Bond spent a long time at the telescope. It wasn't often that he had the chance of studying an enemy and he was interested to see that he had several visitors. One was a tall bearded negro with dark spectacles. He and Gomez talked intently for a long time – the girl, Bond was interested to see, took no notice. Nor did she respond to any of Gomez's other friends. They were an uncouth-looking lot. Bond put them down as small-time local criminals and strong-arm men; Gomez appeared to give them orders. From time to time a servant in a crisp white jacket appeared with drinks – for Gomez only. The girl lay silently reading a magazine. Then Gomez finished his cigar, rose from his chair and walked off towards the house. The girl still took no notice. Bond saw her yawn, turn on her back, then slowly oil her thighs, her belly and her splendid breasts. Then she appeared to go to sleep; Bond suddenly desired her.

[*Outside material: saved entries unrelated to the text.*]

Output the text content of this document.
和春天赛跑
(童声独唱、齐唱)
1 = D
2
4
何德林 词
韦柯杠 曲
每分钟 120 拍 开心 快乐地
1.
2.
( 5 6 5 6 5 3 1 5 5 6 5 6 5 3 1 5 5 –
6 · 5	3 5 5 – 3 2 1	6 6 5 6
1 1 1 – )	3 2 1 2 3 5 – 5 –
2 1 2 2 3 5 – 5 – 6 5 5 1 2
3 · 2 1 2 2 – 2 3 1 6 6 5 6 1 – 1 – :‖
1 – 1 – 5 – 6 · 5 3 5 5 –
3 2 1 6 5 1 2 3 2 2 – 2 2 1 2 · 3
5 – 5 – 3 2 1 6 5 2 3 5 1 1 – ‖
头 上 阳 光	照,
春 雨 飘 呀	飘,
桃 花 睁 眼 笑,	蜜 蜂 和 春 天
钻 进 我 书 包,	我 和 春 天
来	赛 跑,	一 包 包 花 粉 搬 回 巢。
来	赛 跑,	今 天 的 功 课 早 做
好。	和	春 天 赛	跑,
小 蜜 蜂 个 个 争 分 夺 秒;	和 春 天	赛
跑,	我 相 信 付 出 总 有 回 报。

It was illogical and dangerous – Bond knew that. But there was something in this splendid girl stronger than any logic. Bond carefully surveyed the house. The dark blue shutters were all drawn, the door was shut. There was no sign of life.

‘I think,’ said Bond to Gutteridge, ‘it's time to take a closer look at Señor Gomez's establishment.’

It was approaching midday and the sea lay heavy with the heat. Bond swam slowly, relishing the freshness of the water on his body. The terrace lay a mile or so away and he was careful to swim out and then approach it from the other side. He was quite close before he had a chance to see it clearly. When he did, he saw that the girl had gone. The red-striped mattress was where she had left it, but the terrace was deserted.

Bond paused, uncertain whether to risk going closer. Then, suddenly, one of the upstairs shutters opened. A man leaned out and started shouting and a few seconds later the doors onto the terrace were flung open too. Four or five men rushed out. Gomez was with them. They were shouting, and Gomez had a gun.